Number of women in the workforce at EAIF-backed Rwanda project higher than comparable UK and Australia figures
Writing last year in the UK construction industry magazine, “Building”, Simon Rawlinson, a member of the UK Construction Leadership Council, reported that the female share of the construction industry workforce in UK has been stuck at around 14% for over 20 years. Most of that 14% are office based, with just 2% working on site. The Guardian newspaper has reported that in Australia in 2016 women made up only 12% of the construction workforce, down from 17% 10 years ago.
It’s a better story in Rwanda – the Emerging Africa Infrastructure Fund (EAIF), a Private Infrastructure Development Fund (PIDG) company, was the lead arranger of the US$60 million of finance that the Kigali Water Company (KWL) is using to build a new water treatment facility. Located in the outskirts of the capital city of Kigali, the new facility will daily supply clean, fresh, affordable water to some 500,000 people, and is expected to be open for business in 2021.
The numbers employed in the construction phase of the KWL project has ranged from around 250 to as high as 600, but the percentage of women working on the site has stayed steady at 17%. When the plant becomes operational, around 30% of the full-time workforce will be women. This compares to a UK figure of women in the water industry of under 1%, according to a briefing paper compiled by the British House of Commons Library and published on 4th March 2020.

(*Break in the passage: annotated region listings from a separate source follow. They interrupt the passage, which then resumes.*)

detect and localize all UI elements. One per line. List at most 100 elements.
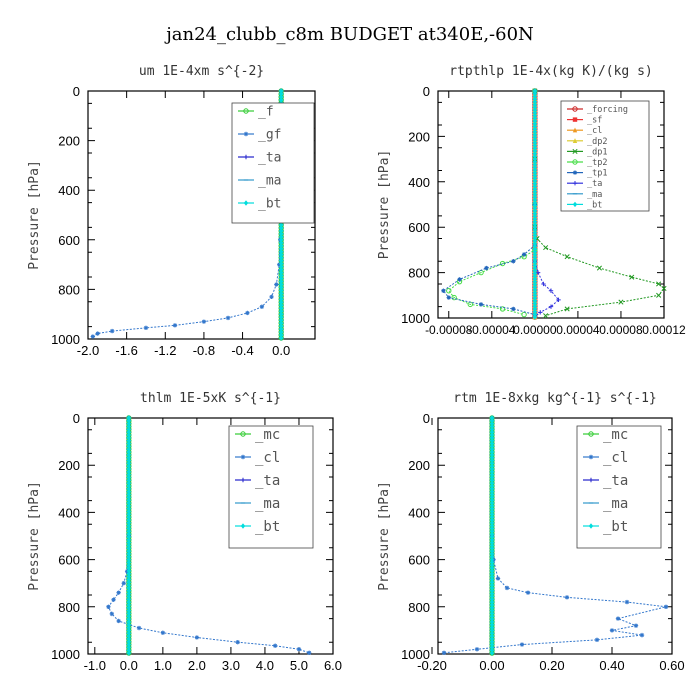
- data-point: [532, 88, 538, 94]
- data-point: [126, 641, 132, 648]
- data-point: [126, 588, 132, 594]
- x-tick-label: 0.60: [659, 658, 684, 673]
- legend-label: _mc: [255, 427, 280, 443]
- data-point: [489, 641, 495, 648]
- y-tick-label: 800: [58, 282, 80, 297]
- data-point: [532, 311, 538, 318]
- data-point: [278, 329, 284, 335]
- y-tick-label: 1000: [51, 332, 80, 347]
- data-point: [532, 202, 538, 209]
- x-tick-label: 0.00012: [642, 323, 686, 337]
- data-point: [532, 126, 538, 132]
- data-point: [596, 265, 602, 271]
- data-point: [532, 199, 538, 206]
- data-point: [269, 294, 274, 300]
- data-point: [90, 334, 96, 339]
- data-point: [532, 210, 538, 217]
- x-tick-label: 0.00000: [513, 323, 557, 337]
- data-point: [126, 437, 132, 444]
- data-point: [126, 491, 132, 498]
- data-point: [278, 320, 284, 326]
- y-tick-label: 1000: [51, 647, 80, 662]
- data-point: [306, 650, 312, 656]
- data-point: [489, 636, 495, 642]
- data-point: [126, 440, 132, 447]
- data-point: [532, 216, 538, 222]
- data-point: [489, 463, 495, 469]
- y-tick-label: 0: [423, 84, 430, 99]
- data-point: [126, 531, 132, 537]
- data-point: [525, 590, 531, 595]
- data-point: [278, 240, 284, 246]
- legend: _mc _cl _ta _ma _bt: [576, 425, 662, 549]
- legend-marker: [572, 170, 578, 175]
- data-point: [126, 443, 132, 450]
- data-point: [126, 596, 132, 602]
- panel-um: um 1E-4xm s^{-2} Pressure [hPa] 0 200 400 600…: [27, 64, 316, 358]
- legend-marker: [572, 201, 578, 208]
- data-point: [126, 576, 132, 583]
- data-point: [532, 153, 538, 160]
- data-point: [126, 511, 132, 517]
- data-point: [489, 607, 495, 614]
- legend-label: _cl: [255, 450, 280, 466]
- legend-label: _f: [258, 105, 274, 120]
- data-point: [126, 508, 132, 515]
- data-point: [489, 477, 495, 484]
- data-point: [126, 488, 132, 495]
- x-tick-label: -0.4: [231, 343, 253, 358]
- data-point: [532, 191, 538, 198]
- data-point: [532, 259, 538, 266]
- data-point: [126, 579, 132, 585]
- data-point: [489, 576, 495, 583]
- data-point: [532, 292, 538, 298]
- data-point: [532, 120, 538, 127]
- x-tick-label: 1.0: [154, 658, 172, 673]
- data-point: [532, 303, 538, 309]
- data-point: [126, 616, 132, 622]
- data-point: [532, 123, 538, 130]
- data-point: [532, 289, 538, 296]
- legend-marker: [588, 523, 594, 529]
- data-point: [489, 568, 495, 574]
- legend-label: _ta: [258, 151, 281, 166]
- legend-label: _ma: [255, 496, 280, 512]
- data-point: [278, 302, 284, 308]
- y-tick-label: 200: [58, 458, 80, 473]
- data-point: [457, 277, 462, 282]
- data-point: [532, 96, 538, 102]
- data-point: [116, 618, 121, 624]
- data-point: [126, 463, 132, 469]
- data-point: [126, 562, 132, 568]
- data-point: [278, 323, 284, 329]
- data-point: [126, 571, 132, 577]
- legend-label: _dp1: [587, 147, 607, 157]
- y-tick-label: 0: [73, 411, 80, 426]
- y-axis-label: Pressure [hPa]: [377, 150, 392, 260]
- y-tick-label: 200: [58, 134, 80, 149]
- figure-title: jan24_clubb_c8m BUDGET at340E,-60N: [164, 24, 534, 45]
- data-point: [126, 650, 132, 656]
- data-point: [278, 257, 284, 264]
- data-point: [278, 237, 284, 243]
- series-tp2: [446, 88, 538, 318]
- data-point: [532, 213, 538, 220]
- data-point: [126, 415, 132, 421]
- data-point: [532, 287, 538, 293]
- data-point: [532, 118, 538, 124]
- legend-label: _bt: [603, 519, 628, 535]
- legend-label: _gf: [258, 128, 281, 143]
- data-point: [106, 604, 111, 609]
- legend-label: _cl: [587, 126, 602, 136]
- y-tick-label: 600: [58, 553, 80, 568]
- data-point: [126, 420, 132, 427]
- data-point: [532, 91, 538, 97]
- data-point: [532, 235, 538, 241]
- x-tick-label: -1.6: [115, 343, 137, 358]
- x-tick-label: -0.8: [193, 343, 215, 358]
- y-tick-label: 800: [408, 266, 430, 281]
- data-point: [489, 647, 495, 653]
- data-point: [126, 483, 132, 489]
- data-point: [489, 449, 495, 455]
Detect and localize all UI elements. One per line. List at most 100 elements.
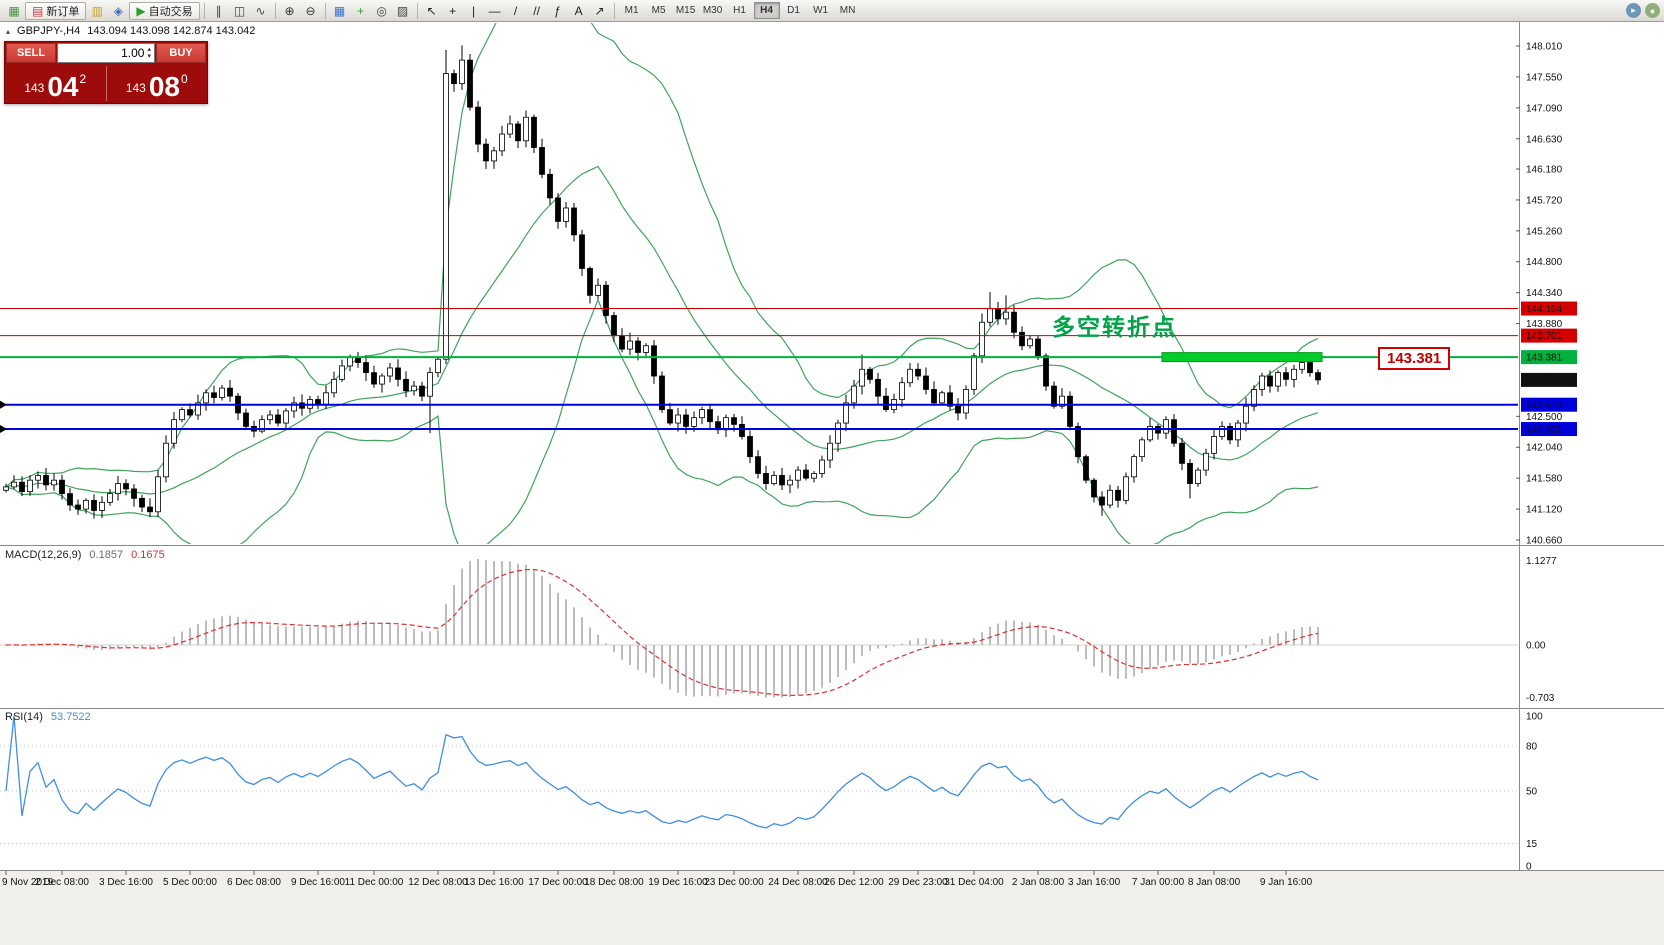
time-tick: 12 Dec 08:00 [408,877,468,888]
community-icon[interactable]: ▸ [1626,3,1641,18]
search-icon[interactable]: ● [1645,3,1660,18]
periods-icon-glyph: ◎ [376,3,387,18]
timeframe-m15-button[interactable]: M15 [675,5,696,16]
trendline-icon-glyph: / [513,3,518,18]
price-axis[interactable]: 148.010 147.550 147.090 146.630 146.180 145.7… [1516,22,1577,873]
time-tick: 6 Dec 08:00 [227,877,281,888]
support-zone-rect[interactable] [1161,352,1323,363]
line-chart-icon[interactable]: ∿ [251,2,271,20]
time-tick: 13 Dec 16:00 [464,877,524,888]
price-tick: 148.010 [1526,42,1563,53]
buy-button[interactable]: BUY [156,43,206,63]
zoom-out-icon[interactable]: ⊖ [301,2,321,20]
time-tick: 3 Dec 16:00 [99,877,153,888]
price-level-label[interactable]: 143.381 [1378,347,1451,370]
volume-field[interactable]: ▴ ▾ [57,43,155,63]
price-tick: 141.580 [1526,474,1563,485]
zoom-in-icon[interactable]: ⊕ [280,2,300,20]
timeframe-m5-button[interactable]: M5 [651,5,666,16]
volume-input[interactable] [60,45,147,61]
macd-axis-label: 1.1277 [1526,556,1557,567]
price-tick: 140.660 [1526,536,1563,547]
macd-name: MACD(12,26,9) [5,549,82,561]
symbol-marker-icon: ▴ [6,26,11,36]
annotation-text[interactable]: 多空转折点 [1052,314,1177,340]
arrows-icon[interactable]: ↗ [590,2,610,20]
text-icon[interactable]: A [569,2,589,20]
time-tick: 8 Jan 08:00 [1188,877,1241,888]
macd-signal-line [5,568,1319,697]
price-tag-144.104[interactable]: 144.104 [1521,301,1577,316]
time-tick: 3 Jan 16:00 [1068,877,1121,888]
fibonacci-icon[interactable]: ƒ [548,2,568,20]
data-window-icon[interactable]: ▥ [87,2,107,20]
sell-price[interactable]: 143 04 2 [5,64,106,103]
sell-button[interactable]: SELL [6,43,56,63]
timeframe-mn-button[interactable]: MN [839,5,856,16]
rsi-axis-label: 15 [1526,839,1538,850]
timeframe-m1-button[interactable]: M1 [624,5,639,16]
auto-trading-button[interactable]: ▶ 自动交易 [129,1,200,20]
timeframe-m30-button[interactable]: M30 [702,5,723,16]
price-tick: 143.880 [1526,319,1563,330]
bar-chart-icon-glyph: ∥ [215,3,222,18]
cursor-icon[interactable]: ↖ [422,2,442,20]
price-tag-142.311[interactable]: 142.311 [1521,422,1577,437]
toolbar-separator [324,2,326,19]
horizontal-line-icon[interactable]: ― [485,2,505,20]
svg-text:144.104: 144.104 [1526,304,1563,315]
toolbar-separator [203,2,205,19]
time-tick: 23 Dec 00:00 [704,877,764,888]
price-tag-143.381[interactable]: 143.381 [1521,350,1577,365]
volume-decrease-button[interactable]: ▾ [147,53,151,60]
time-tick: 24 Dec 08:00 [768,877,828,888]
timeframe-w1-button[interactable]: W1 [813,5,829,16]
price-tag-142.673[interactable]: 142.673 [1521,397,1577,412]
channel-icon[interactable]: // [527,2,547,20]
templates-icon[interactable]: ▨ [393,2,413,20]
vertical-line-icon[interactable]: | [464,2,484,20]
price-tag-143.701[interactable]: 143.701 [1521,328,1577,343]
data-window-icon-glyph: ▥ [91,3,104,18]
trendline-icon[interactable]: / [506,2,526,20]
new-order-icon: ▤ [32,3,44,18]
candlestick-chart-icon[interactable]: ◫ [230,2,250,20]
bar-chart-icon[interactable]: ∥ [209,2,229,20]
crosshair-icon[interactable]: + [443,2,463,20]
buy-price-prefix: 143 [125,81,146,95]
sell-price-sup: 2 [79,72,87,86]
crosshair-icon-glyph: + [449,3,457,18]
vertical-line-icon-glyph: | [472,3,476,18]
new-order-button[interactable]: ▤ 新订单 [25,1,87,20]
horizontal-lines[interactable] [0,308,1518,434]
new-order-button-label: 新订单 [46,5,80,18]
indicators-icon[interactable]: + [351,2,371,20]
svg-text:142.673: 142.673 [1526,400,1563,411]
svg-text:143.701: 143.701 [1526,331,1563,342]
volume-increase-button[interactable]: ▴ [147,46,151,53]
chart-shortcut-icon[interactable]: ▦ [4,2,24,20]
time-tick: 2 Dec 08:00 [35,877,89,888]
rsi-line [5,715,1319,829]
tile-windows-icon[interactable]: ▦ [330,2,350,20]
price-tick: 147.550 [1526,72,1563,83]
channel-icon-glyph: // [533,3,540,18]
timeframe-h4-button[interactable]: H4 [753,2,780,19]
toolbar-separator [613,2,615,19]
buy-price-big: 08 [148,71,180,102]
svg-text:143.042: 143.042 [1526,375,1563,386]
toolbar: ▦ ▤ 新订单 ▥ ◈ ▶ 自动交易 ∥ ◫ ∿ ⊕ ⊖ ▦ + ◎ ▨ ↖ + | ― ///ƒ A ↗ M1 M5 M15 M3… [0,0,1664,22]
rsi-name: RSI(14) [5,711,43,723]
navigator-icon[interactable]: ◈ [108,2,128,20]
timeframe-h1-button[interactable]: H1 [733,5,746,16]
buy-price[interactable]: 143 08 0 [107,64,208,103]
price-tag-143.042[interactable]: 143.042 [1521,372,1577,387]
time-tick: 9 Nov 2019 [2,877,54,888]
svg-text:142.311: 142.311 [1526,425,1562,436]
buy-price-sup: 0 [181,72,188,86]
periods-icon[interactable]: ◎ [372,2,392,20]
timeframe-d1-button[interactable]: D1 [787,5,800,16]
time-tick: 19 Dec 16:00 [648,877,708,888]
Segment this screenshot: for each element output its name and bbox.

EAIF is a PIDG company and committed to PIDG policies. It closely monitors every project it lends to. Improving outcomes for women and girls is fundamental to PIDG’s mission to improve infrastructure for economic development and poverty reduction. Improving women’s participation in the workforce leads to major gains in productivity and growth, and infrastructure projects that don’t address the needs and concerns of women are at greater risk of failure.